1908 Channing, Walter; and Wissler, Clark The Hard Palate in Normal and Feeble-minded Individuals. Volume 1, part 5, in American Museum of Natural History, Anthropological Papers. New York: The Museum.

(1912) 1948 North American Indians of the Plains. 3d ed. Handbook Series, No. 1. New York: American Museum of Natural History.

(1917) 1957 The American Indian: An Introduction to the Anthropology of the New World. 3d ed. Gloucester, Mass.: Smith.

1923 Man and Culture. New York: Crowell.

1926 The Relation of Nature to Man in Aboriginal America. New York and London: Oxford Univ. Press.

1929 An Introduction to Social Anthropology. New York: Holt.

1930 Growth of Children in Hawaii: Based on Observations by Louis R. Sullivan. Bernice P. Bishop Museum, Memoirs, Vol. 11, No. 2. Honolulu, Hawaii: The Museum.

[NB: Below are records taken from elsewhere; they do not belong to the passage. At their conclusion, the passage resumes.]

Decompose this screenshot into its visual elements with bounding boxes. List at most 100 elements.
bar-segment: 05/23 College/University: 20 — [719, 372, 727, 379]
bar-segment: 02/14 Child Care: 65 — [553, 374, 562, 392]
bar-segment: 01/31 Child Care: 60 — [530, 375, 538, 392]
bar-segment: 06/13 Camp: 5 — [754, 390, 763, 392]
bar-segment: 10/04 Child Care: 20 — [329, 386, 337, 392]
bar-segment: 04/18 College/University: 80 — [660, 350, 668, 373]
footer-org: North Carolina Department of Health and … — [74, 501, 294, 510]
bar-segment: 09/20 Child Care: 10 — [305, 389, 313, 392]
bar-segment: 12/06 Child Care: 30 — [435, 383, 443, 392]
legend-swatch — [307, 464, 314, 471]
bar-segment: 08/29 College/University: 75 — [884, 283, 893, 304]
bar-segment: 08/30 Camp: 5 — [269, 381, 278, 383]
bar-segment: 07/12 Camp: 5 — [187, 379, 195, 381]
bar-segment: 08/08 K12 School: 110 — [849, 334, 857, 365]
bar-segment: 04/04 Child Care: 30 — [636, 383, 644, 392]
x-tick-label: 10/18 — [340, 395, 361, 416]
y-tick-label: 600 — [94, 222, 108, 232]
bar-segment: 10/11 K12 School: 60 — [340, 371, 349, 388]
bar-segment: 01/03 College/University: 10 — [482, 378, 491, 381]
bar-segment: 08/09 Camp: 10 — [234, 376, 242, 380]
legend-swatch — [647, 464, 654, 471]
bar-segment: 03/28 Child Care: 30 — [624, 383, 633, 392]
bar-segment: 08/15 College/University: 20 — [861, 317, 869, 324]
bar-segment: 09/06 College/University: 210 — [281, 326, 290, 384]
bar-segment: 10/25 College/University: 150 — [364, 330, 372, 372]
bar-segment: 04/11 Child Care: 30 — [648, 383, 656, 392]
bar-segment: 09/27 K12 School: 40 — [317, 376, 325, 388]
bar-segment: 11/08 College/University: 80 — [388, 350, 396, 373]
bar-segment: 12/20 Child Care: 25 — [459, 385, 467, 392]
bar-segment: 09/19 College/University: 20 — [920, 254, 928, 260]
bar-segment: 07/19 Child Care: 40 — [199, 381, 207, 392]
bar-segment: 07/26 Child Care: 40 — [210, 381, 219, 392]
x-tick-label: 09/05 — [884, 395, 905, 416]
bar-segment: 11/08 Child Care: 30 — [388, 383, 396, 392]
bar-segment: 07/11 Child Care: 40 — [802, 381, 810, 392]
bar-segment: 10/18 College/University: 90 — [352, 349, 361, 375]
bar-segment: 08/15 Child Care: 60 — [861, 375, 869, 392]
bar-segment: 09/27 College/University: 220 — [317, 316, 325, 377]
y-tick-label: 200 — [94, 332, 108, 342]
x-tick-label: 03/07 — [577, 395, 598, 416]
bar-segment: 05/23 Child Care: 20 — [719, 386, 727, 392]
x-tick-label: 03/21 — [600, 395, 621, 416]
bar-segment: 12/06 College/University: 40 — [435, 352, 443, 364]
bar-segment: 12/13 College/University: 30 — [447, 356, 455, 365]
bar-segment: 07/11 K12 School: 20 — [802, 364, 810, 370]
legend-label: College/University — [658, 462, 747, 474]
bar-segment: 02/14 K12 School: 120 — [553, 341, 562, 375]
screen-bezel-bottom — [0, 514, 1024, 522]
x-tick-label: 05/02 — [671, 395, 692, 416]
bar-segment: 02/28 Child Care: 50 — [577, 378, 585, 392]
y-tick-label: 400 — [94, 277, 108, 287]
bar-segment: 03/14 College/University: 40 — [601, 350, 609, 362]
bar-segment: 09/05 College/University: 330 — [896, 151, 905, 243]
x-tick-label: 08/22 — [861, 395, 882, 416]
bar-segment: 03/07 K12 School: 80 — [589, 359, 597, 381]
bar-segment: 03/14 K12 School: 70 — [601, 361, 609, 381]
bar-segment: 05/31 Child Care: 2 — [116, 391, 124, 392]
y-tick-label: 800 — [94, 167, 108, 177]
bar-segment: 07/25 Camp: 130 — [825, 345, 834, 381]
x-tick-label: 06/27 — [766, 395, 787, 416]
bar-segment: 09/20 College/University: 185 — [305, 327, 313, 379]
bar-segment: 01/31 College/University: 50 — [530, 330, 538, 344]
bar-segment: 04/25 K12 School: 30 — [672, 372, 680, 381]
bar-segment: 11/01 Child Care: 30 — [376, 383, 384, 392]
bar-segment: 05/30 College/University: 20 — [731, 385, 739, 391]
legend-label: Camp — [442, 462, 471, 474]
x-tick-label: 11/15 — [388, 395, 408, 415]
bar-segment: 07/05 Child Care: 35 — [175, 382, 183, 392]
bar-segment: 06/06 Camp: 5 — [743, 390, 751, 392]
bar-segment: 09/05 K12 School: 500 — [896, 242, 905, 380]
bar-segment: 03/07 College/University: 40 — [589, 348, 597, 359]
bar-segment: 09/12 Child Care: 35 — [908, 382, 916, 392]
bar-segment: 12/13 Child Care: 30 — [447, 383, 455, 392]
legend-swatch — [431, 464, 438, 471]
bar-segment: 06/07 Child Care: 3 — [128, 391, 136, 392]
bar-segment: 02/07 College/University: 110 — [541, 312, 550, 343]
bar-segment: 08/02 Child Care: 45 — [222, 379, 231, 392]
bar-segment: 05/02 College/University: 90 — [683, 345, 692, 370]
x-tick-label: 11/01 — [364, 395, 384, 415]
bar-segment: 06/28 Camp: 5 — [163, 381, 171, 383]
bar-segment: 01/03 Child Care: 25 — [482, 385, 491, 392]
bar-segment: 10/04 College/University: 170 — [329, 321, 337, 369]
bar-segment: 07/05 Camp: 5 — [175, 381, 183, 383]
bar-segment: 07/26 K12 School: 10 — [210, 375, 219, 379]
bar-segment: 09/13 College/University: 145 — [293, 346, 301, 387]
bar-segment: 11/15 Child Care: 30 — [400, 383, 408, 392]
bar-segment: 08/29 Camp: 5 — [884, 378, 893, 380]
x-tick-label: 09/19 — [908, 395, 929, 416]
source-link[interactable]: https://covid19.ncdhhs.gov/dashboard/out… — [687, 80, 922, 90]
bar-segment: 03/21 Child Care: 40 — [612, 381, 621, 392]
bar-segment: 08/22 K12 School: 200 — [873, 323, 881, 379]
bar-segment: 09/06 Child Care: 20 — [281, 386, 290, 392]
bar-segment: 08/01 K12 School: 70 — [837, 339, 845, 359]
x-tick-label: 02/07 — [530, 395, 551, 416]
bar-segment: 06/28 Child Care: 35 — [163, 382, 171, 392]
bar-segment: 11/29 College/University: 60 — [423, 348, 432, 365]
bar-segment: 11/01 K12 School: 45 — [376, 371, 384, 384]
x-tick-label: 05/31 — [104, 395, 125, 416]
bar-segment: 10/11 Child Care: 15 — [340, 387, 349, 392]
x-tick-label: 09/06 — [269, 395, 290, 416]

1938 Indian Cavalcade: Or, Life on the Old-time Indian Reservations. New York: Sheridan House.

(1940) 1949 Indians of the United States: Four Centuries of Their History and Culture. American Museum of Natural History, Science Series. Garden City, N.Y.: Doubleday.

SUPPLEMENTARY BIBLIOGRAPHY

Dixon, Roland B. 1928 The Building of Cultures. New York: Scribner. → See especially pages 167-180.

Murdock, George P. 1948 Clark Wissler, 1870-1947. American Anthropologist New Series 50:292-304. → Contains an extensive bibliography.

Shapiro, Harry L. 1947 Clark Wissler, 1870-1947. Pages 300-302 in American Philosophical Society, Yearbook. Philadelphia: The Society.

Wallis, Wilson D. 1930 Culture and Progress. New York: McGraw-Hill.

Woods, C. A. 1934 A Criticism of Wissler’s North American Culture Areas. American Anthropologist New Series 36:517-523.